Chiara Amorino,Arnaud Gloter
2024-04-26
Abstract:Our research delves into the balance between maintaining privacy and preserving statistical accuracy when dealing with multivariate data that is subject to \textit{componentwise local differential privacy} (CLDP). With CLDP, each component of the private data is made public through a separate privacy channel. This allows for varying levels of privacy protection for different components or for the privatization of each component by different entities, each with their own distinct privacy policies. We develop general techniques for establishing minimax bounds that shed light on the statistical cost of privacy in this context, as a function of the privacy levels $\alpha_1, ... , \alpha_d$ of the $d$ components. We demonstrate the versatility and efficiency of these techniques by presenting various statistical applications. Specifically, we examine nonparametric density and covariance estimation under CLDP, providing upper and lower bounds that match up to constant factors, as well as an associated data-driven adaptive procedure. Furthermore, we quantify the probability of extracting sensitive information from one component by exploiting the fact that, on another component which may be correlated with the first, a smaller degree of privacy protection is guaranteed.
Statistics Theory
What problem does this paper attempt to address?

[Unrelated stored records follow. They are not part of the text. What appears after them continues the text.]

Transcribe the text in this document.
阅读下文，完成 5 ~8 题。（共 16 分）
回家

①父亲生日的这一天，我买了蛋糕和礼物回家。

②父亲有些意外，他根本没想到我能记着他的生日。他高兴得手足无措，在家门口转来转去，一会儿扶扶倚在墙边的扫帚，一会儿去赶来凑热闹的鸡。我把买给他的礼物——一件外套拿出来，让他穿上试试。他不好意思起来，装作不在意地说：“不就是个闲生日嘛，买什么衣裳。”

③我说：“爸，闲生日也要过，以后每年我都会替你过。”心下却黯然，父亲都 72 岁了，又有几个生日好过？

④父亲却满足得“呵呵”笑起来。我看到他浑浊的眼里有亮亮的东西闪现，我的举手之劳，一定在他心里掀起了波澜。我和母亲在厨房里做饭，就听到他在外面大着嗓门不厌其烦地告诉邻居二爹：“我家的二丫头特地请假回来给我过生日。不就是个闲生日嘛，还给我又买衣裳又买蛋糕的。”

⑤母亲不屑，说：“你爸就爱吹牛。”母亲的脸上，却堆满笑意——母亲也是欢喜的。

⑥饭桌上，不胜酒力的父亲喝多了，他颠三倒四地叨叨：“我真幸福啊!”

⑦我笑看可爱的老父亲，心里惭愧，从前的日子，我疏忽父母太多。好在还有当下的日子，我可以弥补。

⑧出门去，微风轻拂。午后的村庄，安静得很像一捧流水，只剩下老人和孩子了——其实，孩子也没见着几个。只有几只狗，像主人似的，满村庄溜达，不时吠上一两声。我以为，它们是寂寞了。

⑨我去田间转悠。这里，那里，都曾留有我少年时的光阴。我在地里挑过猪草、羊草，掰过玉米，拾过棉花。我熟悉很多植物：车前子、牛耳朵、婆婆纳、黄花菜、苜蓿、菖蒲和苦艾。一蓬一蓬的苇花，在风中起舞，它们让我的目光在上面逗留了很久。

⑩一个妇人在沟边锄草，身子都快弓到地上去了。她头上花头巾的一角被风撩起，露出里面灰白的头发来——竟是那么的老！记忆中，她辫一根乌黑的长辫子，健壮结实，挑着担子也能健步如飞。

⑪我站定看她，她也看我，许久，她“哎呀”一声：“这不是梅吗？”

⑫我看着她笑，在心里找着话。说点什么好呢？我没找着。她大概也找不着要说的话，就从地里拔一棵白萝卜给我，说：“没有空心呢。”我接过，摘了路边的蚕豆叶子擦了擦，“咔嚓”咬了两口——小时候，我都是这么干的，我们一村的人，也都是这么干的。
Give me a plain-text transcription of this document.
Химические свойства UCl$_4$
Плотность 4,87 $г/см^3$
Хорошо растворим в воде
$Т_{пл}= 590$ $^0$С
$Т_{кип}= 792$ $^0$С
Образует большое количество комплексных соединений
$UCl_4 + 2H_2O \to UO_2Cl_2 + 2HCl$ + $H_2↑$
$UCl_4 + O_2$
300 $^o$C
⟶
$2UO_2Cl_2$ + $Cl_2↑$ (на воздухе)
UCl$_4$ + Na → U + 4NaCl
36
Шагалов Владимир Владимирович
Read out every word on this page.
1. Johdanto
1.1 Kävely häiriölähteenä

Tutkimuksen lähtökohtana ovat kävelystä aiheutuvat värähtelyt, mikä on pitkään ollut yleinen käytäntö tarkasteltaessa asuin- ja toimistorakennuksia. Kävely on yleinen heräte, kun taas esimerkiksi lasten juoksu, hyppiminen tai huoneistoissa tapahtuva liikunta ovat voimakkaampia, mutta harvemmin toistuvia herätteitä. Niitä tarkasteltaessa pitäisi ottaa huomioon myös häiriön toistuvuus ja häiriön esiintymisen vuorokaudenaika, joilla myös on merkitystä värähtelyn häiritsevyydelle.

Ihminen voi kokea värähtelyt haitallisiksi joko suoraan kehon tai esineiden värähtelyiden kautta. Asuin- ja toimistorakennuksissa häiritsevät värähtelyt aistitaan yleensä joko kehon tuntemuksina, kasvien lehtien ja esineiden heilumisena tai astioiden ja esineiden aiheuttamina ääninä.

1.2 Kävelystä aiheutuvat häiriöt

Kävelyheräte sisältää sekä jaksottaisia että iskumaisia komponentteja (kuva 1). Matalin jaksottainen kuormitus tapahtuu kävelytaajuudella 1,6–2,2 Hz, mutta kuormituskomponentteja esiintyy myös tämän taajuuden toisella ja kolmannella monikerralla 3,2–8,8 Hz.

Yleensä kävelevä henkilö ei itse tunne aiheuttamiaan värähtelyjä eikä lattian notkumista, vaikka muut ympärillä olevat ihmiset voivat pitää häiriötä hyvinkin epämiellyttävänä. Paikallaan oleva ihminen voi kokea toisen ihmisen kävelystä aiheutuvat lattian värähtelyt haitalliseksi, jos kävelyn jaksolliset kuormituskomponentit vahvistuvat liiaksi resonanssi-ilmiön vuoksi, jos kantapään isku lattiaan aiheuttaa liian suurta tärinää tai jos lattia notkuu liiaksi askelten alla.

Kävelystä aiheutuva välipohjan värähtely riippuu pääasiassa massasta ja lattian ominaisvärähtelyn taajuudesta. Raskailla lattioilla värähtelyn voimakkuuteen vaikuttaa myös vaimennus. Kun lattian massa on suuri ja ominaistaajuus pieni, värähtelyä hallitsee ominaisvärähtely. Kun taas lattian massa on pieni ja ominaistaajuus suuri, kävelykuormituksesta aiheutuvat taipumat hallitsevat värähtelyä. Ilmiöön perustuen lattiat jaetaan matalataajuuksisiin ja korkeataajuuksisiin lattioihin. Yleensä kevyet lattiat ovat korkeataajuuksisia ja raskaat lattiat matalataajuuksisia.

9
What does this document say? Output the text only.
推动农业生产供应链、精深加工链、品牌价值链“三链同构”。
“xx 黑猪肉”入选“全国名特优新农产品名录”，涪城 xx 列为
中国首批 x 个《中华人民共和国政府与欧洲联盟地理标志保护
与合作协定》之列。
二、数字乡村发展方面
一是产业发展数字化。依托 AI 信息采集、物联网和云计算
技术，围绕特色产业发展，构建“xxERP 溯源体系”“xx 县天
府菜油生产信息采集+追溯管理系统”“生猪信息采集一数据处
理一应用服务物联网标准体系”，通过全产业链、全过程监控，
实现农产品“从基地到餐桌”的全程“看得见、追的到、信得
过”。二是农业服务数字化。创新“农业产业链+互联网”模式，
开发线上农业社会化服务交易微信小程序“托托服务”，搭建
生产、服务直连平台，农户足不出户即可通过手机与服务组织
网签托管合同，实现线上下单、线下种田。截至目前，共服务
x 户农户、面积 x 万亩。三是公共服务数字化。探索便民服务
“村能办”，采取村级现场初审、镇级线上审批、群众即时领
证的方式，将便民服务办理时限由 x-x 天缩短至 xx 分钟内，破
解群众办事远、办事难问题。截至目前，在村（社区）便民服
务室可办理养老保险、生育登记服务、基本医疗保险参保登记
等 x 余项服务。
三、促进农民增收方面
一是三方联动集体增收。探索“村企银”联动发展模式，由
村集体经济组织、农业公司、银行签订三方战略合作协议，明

The problem that this paper attempts to solve is how to balance the relationship between maintaining privacy and retaining statistical accuracy when multivariate data is subject to Componentwise Local Differential Privacy (CLDP) constraints. Specifically, the research analyzes how to conduct effective statistical inferences while protecting privacy when each data component is made public through different privacy channels. CLDP allows different components to have different privacy protection levels or to be privatized by different entities, and each entity has its own privacy policy. In addition, it also covers scenarios in which it is not possible to jointly privatize all original data components simultaneously in practical situations. The main contribution of the research lies in developing a general technique to establish minimax bounds, which reveal how the privacy cost changes with the privacy levels \(\alpha_1, \ldots, \alpha_d\) of each component in this privacy environment. Through this technique, the authors explore multiple statistical applications such as non - parametric density estimation and covariance estimation, and provide upper and lower bounds that match in constant factors, as well as related data - driven adaptive procedures. Moreover, the authors quantify the probability of extracting sensitive information from one component, even if another component that may be associated with it is guaranteed a lower level of privacy protection. In summary, this research aims to explore how to find the optimal balance point between statistical utility and personal privacy when multivariate data is subject to Componentwise Local Differential Privacy constraints. This is not only of great significance for theoretical research, but also provides valuable guidance for data privacy protection in practical applications.